Discrete Fourier Transform (DFT) and its Applications

Sura Fahmy Yousif

Chemical Engineering Department

Fourier transform (FT) is one of the most commonly used techniques in (linear) signal processing and control theory. It provides one-to-one transform of signals from a time-domain representation to a frequency domain representation. It allows a frequency content (spectral) analysis of a signal. Frequency spectrum means that you can see which frequencies are inside a signal where every signal can be described as a superposition of sine and cosine signals. FT can be categorized to two main types: Continuous Fourier Transform (CFT) and Discrete Fourier Transform (DFT). Although the CFT is practically great, it is difficult to use it in real life. This is because, in real life, we are usually dealing with discrete data that was sampled using some kind of sensors. If we think of any time series data like weather or traffic, we get the discrete values at each time point (e.g. 1 second, 2 second, 3 second, etc.) and we don’t know what’s in between those samples. So, we need accurate approximation of the real data. For this case, the discrete equivalent version of the Fourier Transform is required. This is where Discrete Fourier Transform comes into play. CFT deals with aperiodic signal, while DFT deals with periodic signals and this is the method that we usually use for real world data. In many practical applications, the DFT is the most important discrete transform used to perform Fourier analysis. Also, it is one of the most significant tools in Digital Signal Processing.

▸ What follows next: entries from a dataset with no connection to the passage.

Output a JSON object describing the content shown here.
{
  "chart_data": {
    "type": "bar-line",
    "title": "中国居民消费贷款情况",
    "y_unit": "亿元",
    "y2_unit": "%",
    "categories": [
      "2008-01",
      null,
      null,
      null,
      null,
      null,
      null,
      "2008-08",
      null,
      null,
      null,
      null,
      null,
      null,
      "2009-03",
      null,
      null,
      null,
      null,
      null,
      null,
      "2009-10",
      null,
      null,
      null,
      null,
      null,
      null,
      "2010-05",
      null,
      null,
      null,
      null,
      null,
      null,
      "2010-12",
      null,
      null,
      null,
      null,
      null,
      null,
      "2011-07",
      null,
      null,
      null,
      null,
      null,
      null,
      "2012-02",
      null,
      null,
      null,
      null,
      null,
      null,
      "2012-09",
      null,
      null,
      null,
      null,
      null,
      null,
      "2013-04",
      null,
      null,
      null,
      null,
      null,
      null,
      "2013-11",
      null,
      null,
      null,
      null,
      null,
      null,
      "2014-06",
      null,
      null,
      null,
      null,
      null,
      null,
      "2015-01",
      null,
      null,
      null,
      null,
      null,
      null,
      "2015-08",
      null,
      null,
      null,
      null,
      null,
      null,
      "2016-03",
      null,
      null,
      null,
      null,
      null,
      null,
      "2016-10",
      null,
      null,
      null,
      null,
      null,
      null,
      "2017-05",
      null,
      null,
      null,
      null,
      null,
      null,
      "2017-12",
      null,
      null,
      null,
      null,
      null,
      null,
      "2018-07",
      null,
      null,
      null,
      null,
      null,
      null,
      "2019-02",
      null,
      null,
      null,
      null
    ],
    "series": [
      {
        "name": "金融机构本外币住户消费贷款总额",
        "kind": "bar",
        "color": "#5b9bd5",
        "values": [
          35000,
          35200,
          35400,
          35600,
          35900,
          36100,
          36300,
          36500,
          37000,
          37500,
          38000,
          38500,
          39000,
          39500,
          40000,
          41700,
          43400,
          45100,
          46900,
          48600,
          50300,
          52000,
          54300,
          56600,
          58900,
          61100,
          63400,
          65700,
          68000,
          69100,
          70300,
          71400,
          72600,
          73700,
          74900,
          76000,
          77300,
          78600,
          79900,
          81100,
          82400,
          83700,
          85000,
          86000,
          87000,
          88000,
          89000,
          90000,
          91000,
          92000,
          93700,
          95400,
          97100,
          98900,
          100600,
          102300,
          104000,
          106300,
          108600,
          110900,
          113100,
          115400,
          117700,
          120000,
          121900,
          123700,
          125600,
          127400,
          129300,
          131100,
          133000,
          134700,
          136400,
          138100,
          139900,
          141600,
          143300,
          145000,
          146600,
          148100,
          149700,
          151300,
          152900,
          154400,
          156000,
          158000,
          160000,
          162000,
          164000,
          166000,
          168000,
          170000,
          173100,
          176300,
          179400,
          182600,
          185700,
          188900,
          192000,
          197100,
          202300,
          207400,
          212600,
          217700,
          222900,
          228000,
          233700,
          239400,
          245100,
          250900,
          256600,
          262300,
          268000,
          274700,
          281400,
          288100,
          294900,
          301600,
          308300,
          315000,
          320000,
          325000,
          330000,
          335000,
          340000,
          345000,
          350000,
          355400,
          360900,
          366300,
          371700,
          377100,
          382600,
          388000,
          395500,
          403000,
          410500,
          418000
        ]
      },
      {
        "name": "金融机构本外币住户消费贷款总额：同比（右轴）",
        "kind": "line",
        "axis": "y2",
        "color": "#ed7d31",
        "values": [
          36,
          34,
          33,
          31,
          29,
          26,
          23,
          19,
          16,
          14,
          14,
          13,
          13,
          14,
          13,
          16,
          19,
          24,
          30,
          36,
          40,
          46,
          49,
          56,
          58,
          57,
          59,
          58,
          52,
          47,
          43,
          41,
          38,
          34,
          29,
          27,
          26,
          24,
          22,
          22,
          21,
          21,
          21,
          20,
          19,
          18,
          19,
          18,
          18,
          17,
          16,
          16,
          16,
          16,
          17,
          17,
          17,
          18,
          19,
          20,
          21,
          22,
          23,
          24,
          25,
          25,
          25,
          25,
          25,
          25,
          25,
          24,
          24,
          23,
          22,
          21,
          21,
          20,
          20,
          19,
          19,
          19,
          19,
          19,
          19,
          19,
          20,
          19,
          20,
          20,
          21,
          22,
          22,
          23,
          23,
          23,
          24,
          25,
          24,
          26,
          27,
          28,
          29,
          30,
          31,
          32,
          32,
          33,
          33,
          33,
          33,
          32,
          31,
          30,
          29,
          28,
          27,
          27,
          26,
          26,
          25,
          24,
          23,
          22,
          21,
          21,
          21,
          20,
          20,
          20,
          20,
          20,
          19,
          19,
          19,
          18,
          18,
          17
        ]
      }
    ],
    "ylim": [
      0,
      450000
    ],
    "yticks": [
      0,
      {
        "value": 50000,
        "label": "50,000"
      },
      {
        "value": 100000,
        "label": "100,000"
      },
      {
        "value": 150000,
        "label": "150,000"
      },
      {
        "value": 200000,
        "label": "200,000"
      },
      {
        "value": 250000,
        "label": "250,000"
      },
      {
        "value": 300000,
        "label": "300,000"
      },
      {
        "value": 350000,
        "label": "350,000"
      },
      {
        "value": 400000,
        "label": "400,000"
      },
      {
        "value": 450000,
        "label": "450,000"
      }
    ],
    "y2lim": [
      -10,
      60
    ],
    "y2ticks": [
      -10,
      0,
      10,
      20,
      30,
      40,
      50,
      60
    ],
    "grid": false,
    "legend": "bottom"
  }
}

DFT can calculate a signal's frequency spectrum. This is a direct examination of information encoded in the frequency, phase, and amplitude of the component sinusoids. For example, human speech and hearing use signals with this type of encoding. Second, the DFT can find a system's frequency response from the system's impulse response, and vice versa. This allows systems to be analyzed in the frequency domain, just as convolution allows systems to be analyzed in the time domain. Third, the DFT can be used as an intermediate step in more elaborate signal processing techniques. The classic example of this is Fast Fourier Transform (FFT) convolution, an algorithm for convolving signals that is hundreds of times faster than conventional methods. The DFT is also used to efficiently solve partial differential equations, and to perform other operations such as multiplying large integers. Additionally, it can be implemented in computers by numerical algorithms or even dedicated hardware.